By Tim Sandle     Feb 12, 2019 in Business
There are some 300 unicorns world wide — startups valued at 1 billion dollars or more. Few of these have made a profit, and some never will. What will happen in the event of an economic crash?
This is a question posed by academics Martin Kenney and John Zusman. The two have authored a paper titled "Unicorns, Cheshire Cats, and the New Dilemmas of Entrepreneurial Finance." The use of the phrase ‘Cheshire Cat’ comes to prominence shortly.
Central to the paper is a discussion about the stability of unicorns, which by their definition are all privately held, and how robust they are if there was to be an economic downturn similar to the dot com crash of ten years ago.
The paper draws parallels with previous technology booms and the fragility of many companies. While plenty of these unicorns are worth colossal sums (with Toutiao (Bytedance) at the top, currently valued at $75 billion), few make any money. Even the second biggest unicorn – and perhaps the most far reaching – Uber, has yet to make a profit (as the Financial Times states “Uber is the most lossmaking private company in tech history”). What sustains unicorns is the high level of capital provided by investors who are expecting big paybacks when the unicorn becomes public.
Unicorns, as with many startups, are very disruptive, often taken on established companies and shaking them up and even driving some more traditional firms under by undercutting their prices or with offering seemingly better service. While this competition can be good for the economy, it could do more harm than good if a unicorn collapses under the weight of financial speculation.
Market conditions have led to an easy way in for startups, fuelled by lower entry costs, increased speed to be ready with a product or service, and ease of market entry due to ready availability of open source software, digital platforms and cloud computing. This easier way of getting established does not mean profitability and it does not mean that a startup will necessarily reach the stage where it can launch an initial public offering (IPO). This is due to a weakness at the heart of the unicorn (and general startup) economic model: the valuations of such companies have increased remarkably, yet many of the firms remain unprofitable, which means either long-delays and uncertainty in becoming profitable or it means the IPO process will never be initiated. Either way, at some point, the investment fund could dry up.
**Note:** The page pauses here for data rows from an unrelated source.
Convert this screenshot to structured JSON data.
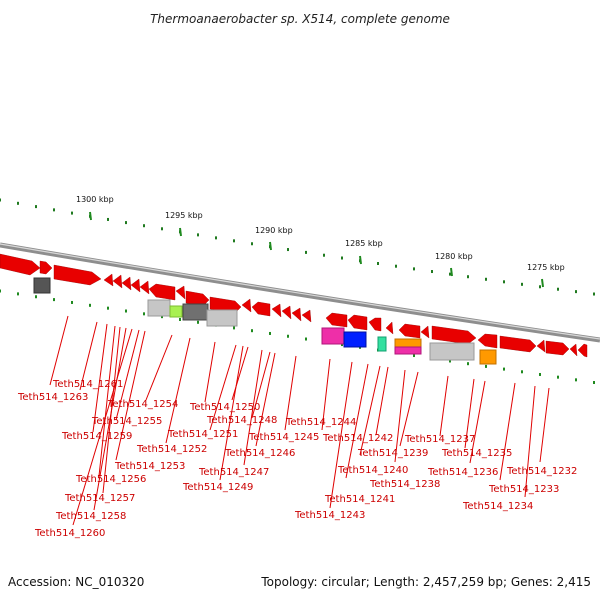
{
  "title": "Thermoanaerobacter sp. X514, complete genome",
  "footer": {
    "accession": "Accession: NC_010320",
    "summary": "Topology: circular; Length: 2,457,259 bp; Genes: 2,415"
  },
  "colors": {
    "forward_gene": "#e80000",
    "backbone": "#9a9a9a",
    "major_tick": "#1f8a1f",
    "label": "#cc0000",
    "leader": "#e00000"
  },
  "ticks": {
    "labels": [
      "1300 kbp",
      "1295 kbp",
      "1290 kbp",
      "1285 kbp",
      "1280 kbp",
      "1275 kbp"
    ]
  },
  "genes": [
    "Teth514_1261",
    "Teth514_1263",
    "Teth514_1254",
    "Teth514_1255",
    "Teth514_1259",
    "Teth514_1253",
    "Teth514_1256",
    "Teth514_1257",
    "Teth514_1258",
    "Teth514_1260",
    "Teth514_1250",
    "Teth514_1248",
    "Teth514_1251",
    "Teth514_1252",
    "Teth514_1246",
    "Teth514_1247",
    "Teth514_1249",
    "Teth514_1244",
    "Teth514_1245",
    "Teth514_1242",
    "Teth514_1239",
    "Teth514_1240",
    "Teth514_1238",
    "Teth514_1241",
    "Teth514_1243",
    "Teth514_1237",
    "Teth514_1236",
    "Teth514_1235",
    "Teth514_1232",
    "Teth514_1233",
    "Teth514_1234"
  ]
}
Not only does the paper make reference to the inflated value of many unicorns it questions their legacy should they go under. With the previous dot com crash, while many companies went under, one of the consequences was to leave behind what John Naughton writing in The Guardian describes as a “colossal fibre-optic communications infrastructure that had been built at the height of the frenzy.”
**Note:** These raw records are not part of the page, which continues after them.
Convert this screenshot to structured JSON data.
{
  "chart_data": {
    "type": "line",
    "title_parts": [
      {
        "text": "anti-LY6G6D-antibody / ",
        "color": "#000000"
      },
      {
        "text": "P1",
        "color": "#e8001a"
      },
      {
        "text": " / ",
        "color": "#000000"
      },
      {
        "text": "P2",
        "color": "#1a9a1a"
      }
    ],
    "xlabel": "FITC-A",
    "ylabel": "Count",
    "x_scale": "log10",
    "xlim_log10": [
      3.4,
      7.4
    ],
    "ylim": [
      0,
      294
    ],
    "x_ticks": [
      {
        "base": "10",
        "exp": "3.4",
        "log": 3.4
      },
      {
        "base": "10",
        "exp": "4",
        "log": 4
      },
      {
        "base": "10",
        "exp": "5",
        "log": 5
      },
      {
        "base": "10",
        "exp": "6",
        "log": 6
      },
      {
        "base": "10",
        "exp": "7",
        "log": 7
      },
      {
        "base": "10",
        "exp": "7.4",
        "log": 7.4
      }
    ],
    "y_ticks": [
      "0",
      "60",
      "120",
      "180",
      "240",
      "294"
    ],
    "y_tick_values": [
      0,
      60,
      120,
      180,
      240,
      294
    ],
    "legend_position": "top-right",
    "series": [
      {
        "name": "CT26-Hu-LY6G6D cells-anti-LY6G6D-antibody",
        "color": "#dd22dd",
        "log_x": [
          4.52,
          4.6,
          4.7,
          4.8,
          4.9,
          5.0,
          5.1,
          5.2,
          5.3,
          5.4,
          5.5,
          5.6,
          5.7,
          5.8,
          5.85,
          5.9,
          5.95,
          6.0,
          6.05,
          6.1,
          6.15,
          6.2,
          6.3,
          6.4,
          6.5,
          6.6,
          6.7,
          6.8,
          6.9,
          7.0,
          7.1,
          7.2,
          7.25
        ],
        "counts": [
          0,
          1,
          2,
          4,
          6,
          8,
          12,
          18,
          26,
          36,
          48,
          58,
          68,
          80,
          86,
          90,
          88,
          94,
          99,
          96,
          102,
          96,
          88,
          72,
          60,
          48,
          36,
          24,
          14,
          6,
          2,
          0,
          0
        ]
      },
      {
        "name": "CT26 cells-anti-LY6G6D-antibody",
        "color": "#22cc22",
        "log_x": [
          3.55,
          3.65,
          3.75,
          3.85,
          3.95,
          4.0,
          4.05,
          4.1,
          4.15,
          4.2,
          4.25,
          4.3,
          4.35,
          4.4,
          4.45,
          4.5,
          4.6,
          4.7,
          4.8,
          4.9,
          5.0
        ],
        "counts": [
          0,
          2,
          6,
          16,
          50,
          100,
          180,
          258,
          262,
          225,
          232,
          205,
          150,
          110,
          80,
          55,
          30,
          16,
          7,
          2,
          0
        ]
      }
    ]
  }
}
The current unicorns, however, will not leave anything of consequence behind if they go under, which is why the paper by Kenney and Zusman draw on an Alice in Wonderland analogy. They point out that when the unicorn bubble bursts, as they predict it will, all that will be left behind is a Cheshire Cat's grin. They argue for a different model for funding promising startups, one that it not based on speculative processes that overly inflate yet-to-be-profitable firms.